Case Analysis: “Right for the Wrong Reasons”

An illustrative example involves models producing correct answers in multiple scripts, but with reasoning traces that fail to justify those answers outside of English input contexts.

Figure 2: Example of reasoning misalignment—correct answers provided in both English and a non-English language, but the reasoning in the non-English example is unsupported.

Detailed trace error analysis reveals that a model might select the empirically correct answer in non-English, but the pathway is marred by evidence-free assertions or logical gaps, a phenomenon unseen when the input is in English.

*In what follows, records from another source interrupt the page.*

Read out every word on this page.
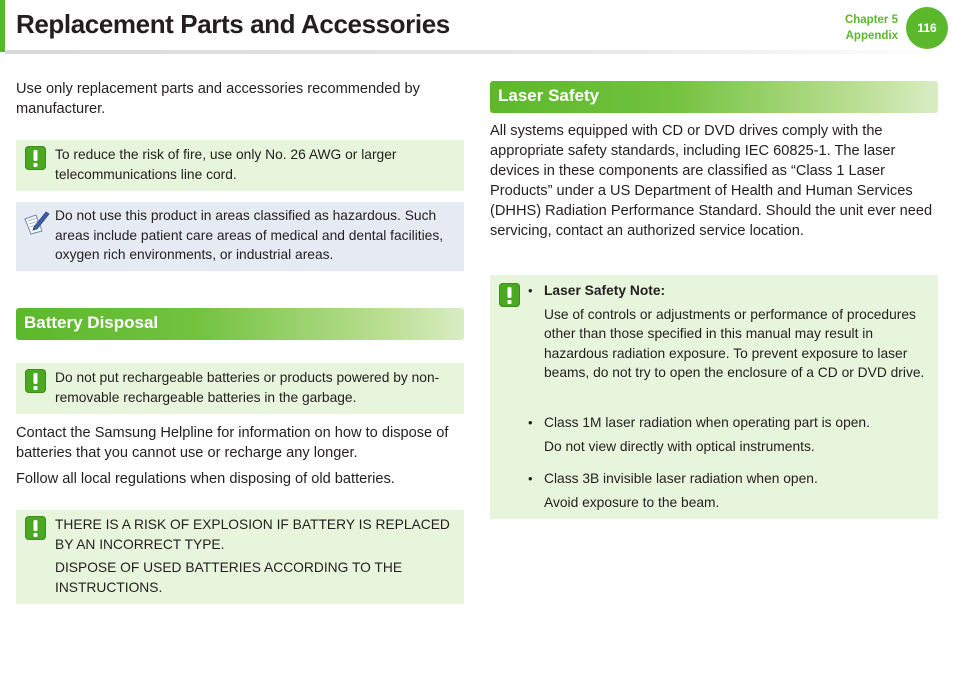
Replacement Parts and Accessories	Chapter 5
Appendix
116
Use only replacement parts and accessories recommended by manufacturer.
To reduce the risk of fire, use only No. 26 AWG or larger telecommunications line cord.
Do not use this product in areas classified as hazardous. Such areas include patient care areas of medical and dental facilities, oxygen rich environments, or industrial areas.
Battery Disposal
Do not put rechargeable batteries or products powered by non-removable rechargeable batteries in the garbage.
Contact the Samsung Helpline for information on how to dispose of batteries that you cannot use or recharge any longer.
Follow all local regulations when disposing of old batteries.

THERE IS A RISK OF EXPLOSION IF BATTERY IS REPLACED BY AN INCORRECT TYPE.

DISPOSE OF USED BATTERIES ACCORDING TO THE INSTRUCTIONS.

Laser Safety
All systems equipped with CD or DVD drives comply with the appropriate safety standards, including IEC 60825-1. The laser devices in these components are classified as “Class 1 Laser Products” under a US Department of Health and Human Services (DHHS) Radiation Performance Standard. Should the unit ever need servicing, contact an authorized service location.
• Laser Safety Note:
Use of controls or adjustments or performance of procedures other than those specified in this manual may result in hazardous radiation exposure. To prevent exposure to laser beams, do not try to open the enclosure of a CD or DVD drive.
• Class 1M laser radiation when operating part is open.
Do not view directly with optical instruments.
• Class 3B invisible laser radiation when open.
Avoid exposure to the beam.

Human vs. Automated Evaluation

Inter-annotator Cohen’s $\kappa$ for answer selection reached 0.7, with 80% agreement, validating the reliability of the proposed framework. Automated model-based evaluation via Llama-4-Scout-Instruct agreed with human consensus at moderate-to-strong levels for answer selection and logical trace sufficiency. This automation enables comprehensive large-scale error taxonomy profiling without resorting to costly human annotation for every instance.

Failure Taxonomy

A finely-grained error taxonomy was derived through inductive thematic analysis of annotated traces. The dominant reasoning trace errors identified are:

Unsupported Claims: Assertions unbacked by explicit evidence.
Ambiguous Facts: Vague or underspecified statements lacking grounding.
Illogical Leaps: Reasoning transitions without justified deduction.
Logical Contradictions: Internal inconsistencies within the trace.

Unsupported claims and ambiguous facts collectively account for nearly 50% of all detected failures, overtaking both illogical leaps and logical contradictions, especially in low-resource scenarios. Model size and instruction tuning (e.g., “thinking” variants) reduce but do not eliminate these error types.

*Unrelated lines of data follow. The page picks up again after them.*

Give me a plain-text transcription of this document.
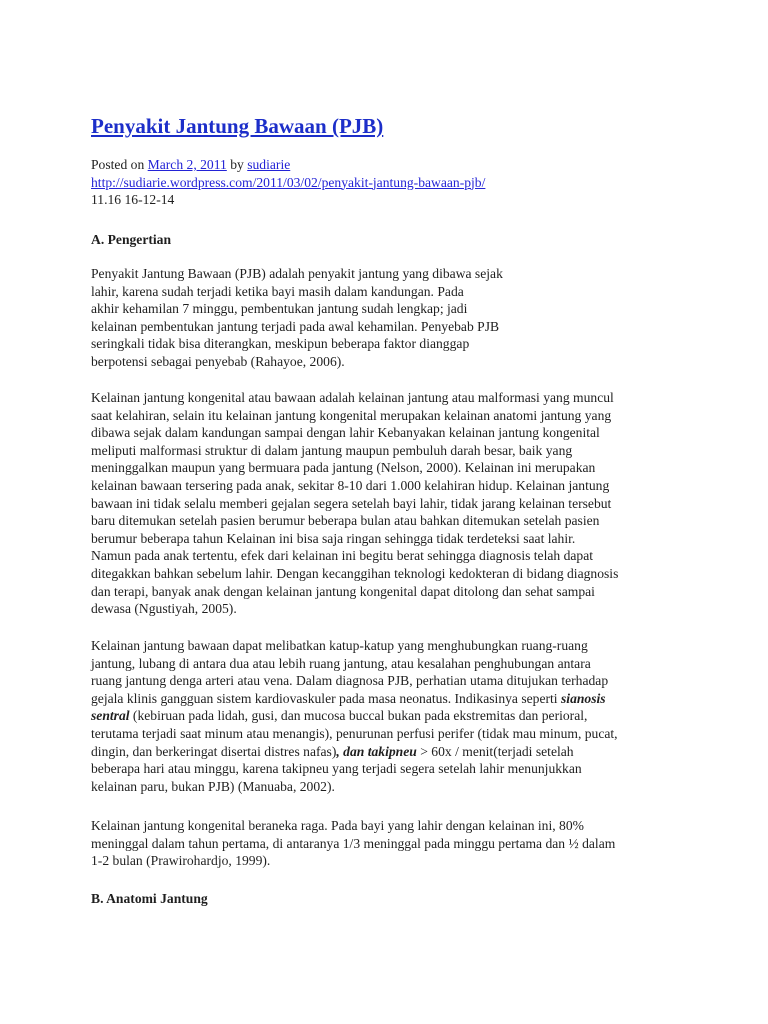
Penyakit Jantung Bawaan (PJB)
Posted on March 2, 2011 by sudiarie
http://sudiarie.wordpress.com/2011/03/02/penyakit-jantung-bawaan-pjb/
11.16 16-12-14
A. Pengertian

Penyakit Jantung Bawaan (PJB) adalah penyakit jantung yang dibawa sejak
lahir, karena sudah terjadi ketika bayi masih dalam kandungan. Pada
akhir kehamilan 7 minggu, pembentukan jantung sudah lengkap; jadi
kelainan pembentukan jantung terjadi pada awal kehamilan. Penyebab PJB
seringkali tidak bisa diterangkan, meskipun beberapa faktor dianggap
berpotensi sebagai penyebab (Rahayoe, 2006).

Kelainan jantung kongenital atau bawaan adalah kelainan jantung atau malformasi yang muncul
saat kelahiran, selain itu kelainan jantung kongenital merupakan kelainan anatomi jantung yang
dibawa sejak dalam kandungan sampai dengan lahir Kebanyakan kelainan jantung kongenital
meliputi malformasi struktur di dalam jantung maupun pembuluh darah besar, baik yang
meninggalkan maupun yang bermuara pada jantung (Nelson, 2000). Kelainan ini merupakan
kelainan bawaan tersering pada anak, sekitar 8-10 dari 1.000 kelahiran hidup. Kelainan jantung
bawaan ini tidak selalu memberi gejalan segera setelah bayi lahir, tidak jarang kelainan tersebut
baru ditemukan setelah pasien berumur beberapa bulan atau bahkan ditemukan setelah pasien
berumur beberapa tahun Kelainan ini bisa saja ringan sehingga tidak terdeteksi saat lahir.
Namun pada anak tertentu, efek dari kelainan ini begitu berat sehingga diagnosis telah dapat
ditegakkan bahkan sebelum lahir. Dengan kecanggihan teknologi kedokteran di bidang diagnosis
dan terapi, banyak anak dengan kelainan jantung kongenital dapat ditolong dan sehat sampai
dewasa (Ngustiyah, 2005).

Kelainan jantung bawaan dapat melibatkan katup-katup yang menghubungkan ruang-ruang
jantung, lubang di antara dua atau lebih ruang jantung, atau kesalahan penghubungan antara
ruang jantung denga arteri atau vena. Dalam diagnosa PJB, perhatian utama ditujukan terhadap
gejala klinis gangguan sistem kardiovaskuler pada masa neonatus. Indikasinya seperti sianosis
sentral (kebiruan pada lidah, gusi, dan mucosa buccal bukan pada ekstremitas dan perioral,
terutama terjadi saat minum atau menangis), penurunan perfusi perifer (tidak mau minum, pucat,
dingin, dan berkeringat disertai distres nafas), dan takipneu > 60x / menit(terjadi setelah
beberapa hari atau minggu, karena takipneu yang terjadi segera setelah lahir menunjukkan
kelainan paru, bukan PJB) (Manuaba, 2002).

Kelainan jantung kongenital beraneka raga. Pada bayi yang lahir dengan kelainan ini, 80%
meninggal dalam tahun pertama, di antaranya 1/3 meninggal pada minggu pertama dan ½ dalam
1-2 bulan (Prawirohardjo, 1999).

B. Anatomi Jantung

Implications and Theoretical Consequences

These findings challenge the assumption that high accuracy in multilingual settings implies a consistent, transferable underlying reasoning process. The evidence suggests that models develop divergent, language-dependent problem-solving strategies that may not generalize or faithfully reflect valid reasoning across scripts.

Several practical implications follow:

Evaluation: Standard accuracy-based benchmarks are insufficient for model validation in safety-critical or fairness-sensitive applications.
Diagnostics/Calibration: High TIR on incorrect answers in certain languages may serve as an early warning for model unreliability.
Training: Alignment during instruction-tuning and intervention via factuality-promoting objectives must account for language- and script-specific disparities.

From a theoretical standpoint, reasoning trace failures signal that multitask or multitoken alignment objectives do not guarantee cross-lingual faithfulness of internal logical structure; LLMs exhibit distinct latent reasoning pathologies across linguistic axes even when output correctness is preserved.

Future Directions

The study motivates several research frontiers:

Scaling Human Validation: Extending reasoning-aware human evaluations to a broader set of languages, particularly those with more severe script and data resource limitations.
Better Reasoning Traces: Developing objectives or prompts that directly supervise trace factual consistency, not merely final output correctness.
Diagnostic Tools: Automated, fine-grained tools for real-time trace error taxonomy assignment across languages as part of LLM deployment pipelines.
Faithfulness Adjudication: Exploring how cross-lingual interpretability techniques might bridge misalignment and provide more robust explanations for multilingual users.

Conclusion

This work articulates and quantifies the phenomenon of reasoning-answer misalignment in state-of-the-art LLMs for multilingual tasks, showing that answer accuracy systematically overstates model reasoning integrity, especially outside high-resource, Latin-script contexts. These insights reset expectations on LLM cross-lingual robustness and call for explicit, trace-aware evaluation protocols as a necessary step toward dependable multilingual AI.